Congratulations to the San Francisco Giants, winning the World Series last night. In honor of their victory let's talk metrics. Baseball has truly embraced metrics as evidenced in the book and movie Moneyball about focusing on statistics to choose which players to trade for. This year we saw a dramatic increase in the infield shift, the process of moving the infielders to different locations for each batter based on where they hit the ball, all based on statistics.
Metrics work in baseball because we do have lots of statistics, but also an objective goal of winning games and ultimately the World Series. You can use machine learning techniques to predict the effects of certain players and positions and the metrics can drive your decisions.
In the academic world we certainly have our own statistics, publications counts and citations, grant income, teaching evaluation scores, sizes of classes and majors, number of faculty and much more. We certainly draw useful information from these values and they feed into the decisions of hiring and promotion and evaluation of departments and disciplines. But I don't like making decisions solely based on metrics, because we don't have an objective outcome.

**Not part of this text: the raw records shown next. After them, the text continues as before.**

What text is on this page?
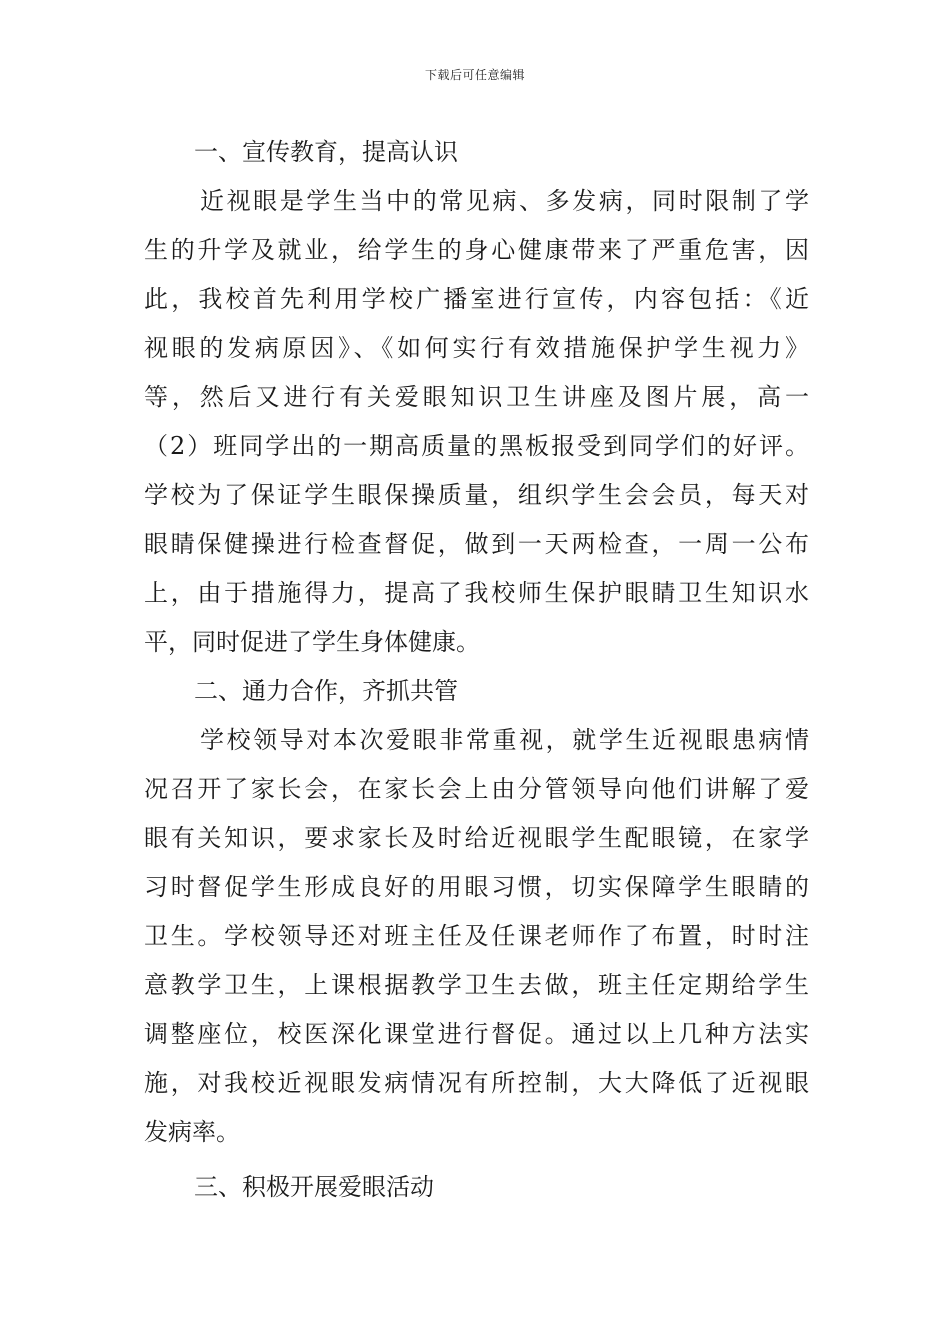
下载后可任意编辑
一、宣传教育，提高认识
近视眼是学生当中的常见病、多发病，同时限制了学
生的升学及就业，给学生的身心健康带来了严重危害，因
此，我校首先利用学校广播室进行宣传，内容包括：《近
视眼的发病原因》、《如何实行有效措施保护学生视力》
等，然后又进行有关爱眼知识卫生讲座及图片展，高一
（2）班同学出的一期高质量的黑板报受到同学们的好评。
学校为了保证学生眼保操质量，组织学生会会员，每天对
眼睛保健操进行检查督促，做到一天两检查，一周一公布
上，由于措施得力，提高了我校师生保护眼睛卫生知识水
平，同时促进了学生身体健康。
二、通力合作，齐抓共管
学校领导对本次爱眼非常重视，就学生近视眼患病情
况召开了家长会，在家长会上由分管领导向他们讲解了爱
眼有关知识，要求家长及时给近视眼学生配眼镜，在家学
习时督促学生形成良好的用眼习惯，切实保障学生眼睛的
卫生。学校领导还对班主任及任课老师作了布置，时时注
意教学卫生，上课根据教学卫生去做，班主任定期给学生
调整座位，校医深化课堂进行督促。通过以上几种方法实
施，对我校近视眼发病情况有所控制，大大降低了近视眼
发病率。
三、积极开展爱眼活动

What does it mean to be a great computer scientist? It's not just a number, not necessarily the person with a large number of citations or a high h-index, or the one who brings in huge grants, or the one with high teaching scores, or whose students gets high paying jobs. It's a much more subjective measure, the person who has a great impact. in the many various ways one can have an impact. It's why faculty applications require recommendation letters. It's why we have faculty recruiting and P&T committees, instead of just punching in a formula. It's why we have outside review committees that review departments and degrees, and peer review of grant proposals.
As you might have guessed this post is motivated by attempts to rank departments based on metrics, such as described in the controversial guest post last week or by Mitzenmacher. There are so many rankings based on metrics, you just need to find one that makes you look good. But metric-based rankings have many problems, most importantly they can't capture the subjective measure of greatness and people will disagree on which metric to use. If a ranking takes hold, you may optimize to the metric instead of to the real goals, a bad allocation of resources.
I prefer the US News & World report approach to ranking CS Departments, which are based heavily on surveys filled out by department and graduate committee chairs. For the subareas, it would be better to have, for example, theory people rank the theory groups but I still prefer the subjective approach.
In the end, the value of a program is its reputation, for a strong reputation is what attracts faculty and students. Reputation-based rankings can best capture the relative strengths of academic departments in what really matters.